Mountain Safety Advice
The following points cover the minimum precautions you should take if you want to avoid getting hurt or lost or, in the event of an accident, minimise further harm.
Planning and Preparation
- Plan before setting out!
- Consider the equipment, experience, capabilities and enthusiasm of the party members.
- Check the weather forecast and local conditions; Scottish mountains can be major undertakings. Night encroaches early in the winter and the further north you go!
- Learn first aid.
- Many accidents occur towards the latter part of the day when both your energy levels and those of your phone battery will be run down. Did you remember to charge your battery before setting out?
Footwear and Clothing
- Wear suitable boots with a treaded sole which provide support for ankles.
- Clothing should be colourful, warm, windproof and waterproof.
- Take spare warm clothing and perhaps a hat and gloves; it is always colder on the tops.
Food and Drink
- In addition to the usual sandwiches take chocolate, dates, or similar sweet things, which restore energy quickly. You may not need them yourself, but someone else may.
- Streams on hills are drinkable if fast-running over stony beds.
Equipment and its Use
- A map, compass (and the ability to use them), and at least one reliable watch in the party should always be carried.
- If you carry a GPS, at least know how to read your current position. It could save a lot of hassle in an emergency when speaking to the Mountain Rescue Team.
- In all conditions, it is wise to carry a whistle, torch, spare batteries and bulbs; but in winter conditions, an ice-axe, crampons and survival bag are essential.
- Climbers and mountain bikers are all urged to wear helmets at all times.
- If in groups, make sure party leaders are experienced; do not let the party become separated.
- Take special care of the youngest and weakest in dangerous places.
- If you prefer to go alone, be aware of the additional risk. Let people know your route before you start, stick to it as far as you can and notify them of any changes.
- Be prepared to turn back if conditions are against you; even if this upsets your plan.

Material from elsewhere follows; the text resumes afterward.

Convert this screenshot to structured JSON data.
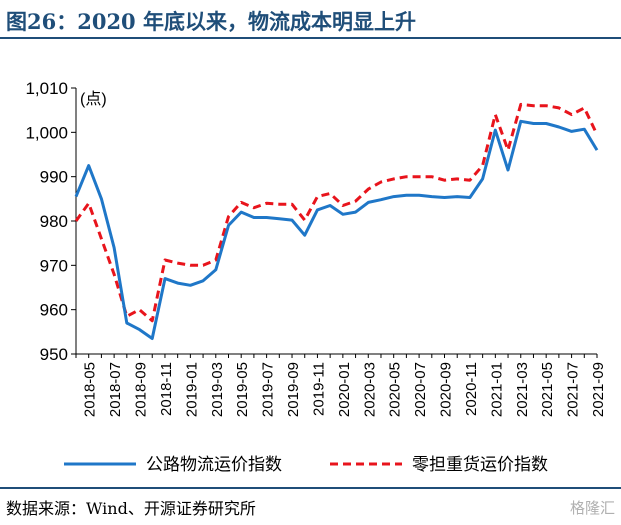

- If you have a serious problem, get a message to the Police (999) for help as soon as possible and keep injured/exhausted people safe and warm until help reaches you. If you cannot contact anyone, use six whistle blasts or torch flashes, repeated at minute intervals, to signal an emergency. Report changes of route or timetable to someone who is expecting you.
- Do not rely on a mobile phone to get you out of trouble. Signal coverage in mountainous areas is very unreliable. Mountain Rescue Teams have many years of experience in calls from mobile telephones and, whilst they are excellent when they work, there are many things that can go wrong. Even moving a few feet in the mountains can mean losing the signal. You will be advised of best practice when contacted. If you are able to summon help using your mobile phone KEEP IT SWITCHED ON SO YOU CAN BE RE-CONTACTED.
Dangers - all can be avoided
- Slopes of ice or steep snow
- Very steep grass slopes, especially if frozen or wet
- Unstable boulders
- Gullies, gorges and stream beds
- Streams in spate
- Snow cornices on ridges or gully tops
- Exceeding your experience and abilities
- Loss of concentration, especially toward the end of a long day
Dangers - require constant monitoring
- Weather changes - these can be sudden and more extreme than forecast
- Ice on path (carry an ice-axe and crampons - and know how to use them)
- Excessive cold or heat (dress appropriately)
- Incipient exhaustion (know the signs; rest and keep warm)
- Accident or illness (don’t panic - if you send for help, make sure you stay put and the rescuers know exactly where to come)
- Passage of Time - especially true when under pressure - allow extra time in winter conditions
- It is no disgrace to turn back if you are not certain. A party must be governed by the capabilities of the weakest member.